The historic Shenzhou 7 mission is set to include the nation's first spacewalk.
"We have confidence, determination and ability to make the nation's first step in outer space," said Jing Haipeng, one of the three Shenzhou 7 crewmembers, at a press conference on Wednesday, the state-owned Xinhua news service reported.
Jing is set to join fellow Chinese Air Force fighter pilots Liu Boming and Zhai Zhigang, all age 42, as China's first three-member crew to fly to space. China has not officially named the astronaut who will carry out the planned 40-minute spacewalk, but some reports predict it will be Zhai.
"The Shenzhou 7 mission marks a historic breakthrough in China's manned space program," Zhai said Wednesday, Xinhua reported. "It is a great honor for all three of us to fly the mission, and we are fully prepared for the challenge."
The mission is due to last five days, and land in Inner Mongolia on Sept. 28, if the launch occurs Thursday as planned.
During the spacewalk, one astronaut is set to step outside of the spacecraft, while another will assist from inside. Both crewmembers are to wear spacesuits, though one of the suits will be a new, Chinese-made suit, while the other will wear a Russian-made Orlan spacesuit, the Associated Press reported.
China has reportedly spent 30 million yuan (about $4.4 million) creating its Feitan spacesuit, which provides the wearer with a pressurized atmosphere, oxygen and temperature control, and communication ability. It also protects astronauts from radiation, micrometeoroids and other harmful particles in space.

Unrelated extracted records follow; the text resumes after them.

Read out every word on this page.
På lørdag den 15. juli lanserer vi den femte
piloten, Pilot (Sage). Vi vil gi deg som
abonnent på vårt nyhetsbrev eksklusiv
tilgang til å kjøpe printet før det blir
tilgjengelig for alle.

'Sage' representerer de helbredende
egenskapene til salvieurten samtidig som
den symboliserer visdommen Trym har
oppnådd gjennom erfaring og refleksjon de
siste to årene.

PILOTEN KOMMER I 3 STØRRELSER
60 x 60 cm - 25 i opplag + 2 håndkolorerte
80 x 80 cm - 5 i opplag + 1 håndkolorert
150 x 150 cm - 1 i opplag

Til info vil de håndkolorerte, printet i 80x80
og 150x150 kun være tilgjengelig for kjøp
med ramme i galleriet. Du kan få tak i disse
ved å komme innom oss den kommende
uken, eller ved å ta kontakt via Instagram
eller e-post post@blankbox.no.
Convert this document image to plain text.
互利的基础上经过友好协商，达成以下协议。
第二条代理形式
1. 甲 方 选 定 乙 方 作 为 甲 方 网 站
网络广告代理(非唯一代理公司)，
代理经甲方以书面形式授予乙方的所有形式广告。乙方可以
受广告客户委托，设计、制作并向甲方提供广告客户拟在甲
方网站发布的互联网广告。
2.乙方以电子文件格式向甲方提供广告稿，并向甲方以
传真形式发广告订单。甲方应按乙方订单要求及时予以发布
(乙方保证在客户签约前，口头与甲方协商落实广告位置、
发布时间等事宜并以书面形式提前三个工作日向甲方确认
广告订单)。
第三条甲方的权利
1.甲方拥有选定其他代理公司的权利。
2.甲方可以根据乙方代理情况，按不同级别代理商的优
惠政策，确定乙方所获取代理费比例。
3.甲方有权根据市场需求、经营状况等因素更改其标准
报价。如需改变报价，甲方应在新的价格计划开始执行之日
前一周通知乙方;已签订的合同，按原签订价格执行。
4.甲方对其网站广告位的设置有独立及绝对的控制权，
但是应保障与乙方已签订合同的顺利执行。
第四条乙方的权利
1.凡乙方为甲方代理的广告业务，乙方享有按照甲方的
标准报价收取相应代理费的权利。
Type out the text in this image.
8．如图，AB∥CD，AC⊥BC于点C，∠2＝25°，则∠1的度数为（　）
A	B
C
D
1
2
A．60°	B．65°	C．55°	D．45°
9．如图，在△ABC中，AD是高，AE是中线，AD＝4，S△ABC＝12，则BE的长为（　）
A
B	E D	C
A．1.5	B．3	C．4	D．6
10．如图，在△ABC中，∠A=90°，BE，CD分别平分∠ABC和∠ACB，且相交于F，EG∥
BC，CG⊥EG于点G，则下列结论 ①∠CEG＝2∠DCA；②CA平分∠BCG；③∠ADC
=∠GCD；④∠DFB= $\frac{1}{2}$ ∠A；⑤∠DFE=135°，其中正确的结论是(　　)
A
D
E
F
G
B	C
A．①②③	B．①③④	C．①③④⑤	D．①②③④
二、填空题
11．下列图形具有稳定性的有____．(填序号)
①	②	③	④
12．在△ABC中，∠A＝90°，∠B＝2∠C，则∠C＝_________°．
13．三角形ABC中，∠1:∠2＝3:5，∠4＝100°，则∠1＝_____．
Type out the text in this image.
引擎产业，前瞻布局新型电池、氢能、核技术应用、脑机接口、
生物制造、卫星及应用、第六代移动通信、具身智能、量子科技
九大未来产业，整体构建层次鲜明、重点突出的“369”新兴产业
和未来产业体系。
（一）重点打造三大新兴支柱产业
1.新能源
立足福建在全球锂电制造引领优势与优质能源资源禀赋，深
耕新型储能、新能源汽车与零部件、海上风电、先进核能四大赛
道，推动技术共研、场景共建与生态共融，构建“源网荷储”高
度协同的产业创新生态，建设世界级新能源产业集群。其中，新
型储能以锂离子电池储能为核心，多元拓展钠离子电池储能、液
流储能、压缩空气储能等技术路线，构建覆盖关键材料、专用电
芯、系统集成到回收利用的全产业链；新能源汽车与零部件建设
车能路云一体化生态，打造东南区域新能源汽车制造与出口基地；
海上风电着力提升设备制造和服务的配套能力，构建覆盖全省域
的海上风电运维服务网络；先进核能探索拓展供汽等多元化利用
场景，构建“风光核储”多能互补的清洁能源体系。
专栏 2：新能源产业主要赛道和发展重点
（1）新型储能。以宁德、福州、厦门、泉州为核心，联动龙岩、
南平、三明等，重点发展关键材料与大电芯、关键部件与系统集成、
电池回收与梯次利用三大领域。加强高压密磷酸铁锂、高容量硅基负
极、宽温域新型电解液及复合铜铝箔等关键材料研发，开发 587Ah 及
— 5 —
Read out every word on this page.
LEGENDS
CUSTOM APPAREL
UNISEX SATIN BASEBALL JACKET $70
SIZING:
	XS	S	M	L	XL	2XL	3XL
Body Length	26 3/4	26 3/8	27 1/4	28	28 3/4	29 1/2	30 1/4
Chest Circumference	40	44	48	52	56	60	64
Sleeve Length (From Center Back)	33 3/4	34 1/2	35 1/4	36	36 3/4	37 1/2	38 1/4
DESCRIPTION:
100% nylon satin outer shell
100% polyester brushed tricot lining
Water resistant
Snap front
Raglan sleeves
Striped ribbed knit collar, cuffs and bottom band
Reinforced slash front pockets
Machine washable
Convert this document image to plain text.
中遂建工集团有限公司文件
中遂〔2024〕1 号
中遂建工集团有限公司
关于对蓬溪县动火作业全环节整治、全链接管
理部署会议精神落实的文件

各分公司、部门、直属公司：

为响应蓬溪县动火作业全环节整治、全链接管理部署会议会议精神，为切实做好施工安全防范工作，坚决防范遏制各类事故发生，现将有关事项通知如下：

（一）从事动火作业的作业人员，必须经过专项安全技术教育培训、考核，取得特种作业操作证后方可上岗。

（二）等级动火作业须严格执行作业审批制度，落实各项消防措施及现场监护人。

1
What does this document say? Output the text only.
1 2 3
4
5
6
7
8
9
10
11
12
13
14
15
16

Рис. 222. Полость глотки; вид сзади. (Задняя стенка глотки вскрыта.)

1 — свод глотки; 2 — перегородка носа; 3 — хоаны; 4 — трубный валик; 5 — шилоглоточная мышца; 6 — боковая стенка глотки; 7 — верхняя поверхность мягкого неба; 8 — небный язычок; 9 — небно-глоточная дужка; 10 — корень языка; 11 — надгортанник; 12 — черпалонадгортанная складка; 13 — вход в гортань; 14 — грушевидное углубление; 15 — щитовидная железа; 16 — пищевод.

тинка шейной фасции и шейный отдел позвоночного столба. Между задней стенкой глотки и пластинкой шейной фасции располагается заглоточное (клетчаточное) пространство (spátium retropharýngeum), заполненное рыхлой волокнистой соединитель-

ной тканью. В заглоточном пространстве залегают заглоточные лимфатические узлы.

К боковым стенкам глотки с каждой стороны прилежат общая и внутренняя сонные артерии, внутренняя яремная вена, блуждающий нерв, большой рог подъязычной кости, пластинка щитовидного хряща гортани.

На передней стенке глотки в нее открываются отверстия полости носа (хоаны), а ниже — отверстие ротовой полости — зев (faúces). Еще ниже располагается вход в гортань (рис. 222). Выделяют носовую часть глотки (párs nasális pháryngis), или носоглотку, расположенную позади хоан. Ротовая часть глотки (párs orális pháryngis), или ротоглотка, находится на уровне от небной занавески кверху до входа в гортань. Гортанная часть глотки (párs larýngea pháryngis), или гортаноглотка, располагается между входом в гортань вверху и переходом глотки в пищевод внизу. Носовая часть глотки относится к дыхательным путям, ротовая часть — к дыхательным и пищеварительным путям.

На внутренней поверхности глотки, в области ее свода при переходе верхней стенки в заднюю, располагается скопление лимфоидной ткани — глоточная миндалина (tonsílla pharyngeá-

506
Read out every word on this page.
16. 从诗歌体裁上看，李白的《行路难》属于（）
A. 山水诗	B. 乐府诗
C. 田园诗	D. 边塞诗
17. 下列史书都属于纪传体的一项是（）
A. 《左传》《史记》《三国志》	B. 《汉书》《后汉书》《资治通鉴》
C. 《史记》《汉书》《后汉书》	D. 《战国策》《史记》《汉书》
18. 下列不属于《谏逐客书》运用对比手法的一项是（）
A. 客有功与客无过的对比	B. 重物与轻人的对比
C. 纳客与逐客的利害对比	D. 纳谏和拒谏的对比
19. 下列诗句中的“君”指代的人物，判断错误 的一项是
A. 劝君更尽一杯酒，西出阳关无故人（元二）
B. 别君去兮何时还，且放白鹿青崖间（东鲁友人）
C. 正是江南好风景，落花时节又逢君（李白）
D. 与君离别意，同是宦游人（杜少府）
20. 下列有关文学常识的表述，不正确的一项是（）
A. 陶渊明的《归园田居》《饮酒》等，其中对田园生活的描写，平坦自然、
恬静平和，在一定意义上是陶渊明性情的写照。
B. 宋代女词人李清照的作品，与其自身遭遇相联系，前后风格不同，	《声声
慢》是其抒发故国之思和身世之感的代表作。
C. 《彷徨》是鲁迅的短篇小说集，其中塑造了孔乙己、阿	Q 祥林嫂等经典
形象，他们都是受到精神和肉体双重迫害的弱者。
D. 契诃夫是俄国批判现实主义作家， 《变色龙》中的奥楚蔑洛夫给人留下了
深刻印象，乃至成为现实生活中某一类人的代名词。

The spacewalking crewmember is slated to retrieve scientific experiments placed outside the spacecraft and deploy a small satellite capable of sending images back to Earth. If the launch goes as planned, the spacewalk is likely to occur Friday or Saturday, the Associated Press reported.
In a gesture of confidence and openness, China has announced plans to broadcast the spacewalk live.
The Chinese spacewalkers will be "supported by Russian experts throughout the mission," the Associated Press quoted Wang Zhaoyao, spokesperson for China's manned space program, as saying. "The successful cooperation on the Shenzhou 7 manned mission will create favorable conditions for future cooperation between our two countries."
The Chinese spacecraft itself is based on Russia's Soyuz vehicle, but modernized by Chinese engineers. The Shenzhou spacecraft includes an orbital module, a crew compartment, and a service module that houses propulsion and other vital systems. Only the crew-carrying section is designed to return to Earth intact.
If it is successful, China's first spacewalk will be an important milestone in establishing the country as a bona fide space power. It could also be a stepping stone toward goals such as building an orbiting space laboratory and eventually landing on the moon.
"This flight takes them one step closer to the second phase of their program, which is getting a space lab," said Joan Johnson-Freese, an expert on the Chinese space program at the Naval War College in Newport, R. I. "It's very important. Their program is ambitious, but it's incremental and very prudent."
The Shenzhou 7 flight follows the successful October 2005 launch of China's Shenzhou 6 mission, which took two Chinese astronauts into space for five days. The nation's first manned spaceflight, the 2003 Shenzhou 5 mission, made China the third country ever, after Russia and the United States, to independently launch a person into space.
"Every manned mission is very important for the Chinese, both their manned efforts and overall space program," said Dean Cheng, China analyst with the CNA Corp., an Alexandria, Va.-based think tank. "It's an issue of prestige both in terms of the domestic audience as well as internationally speaking."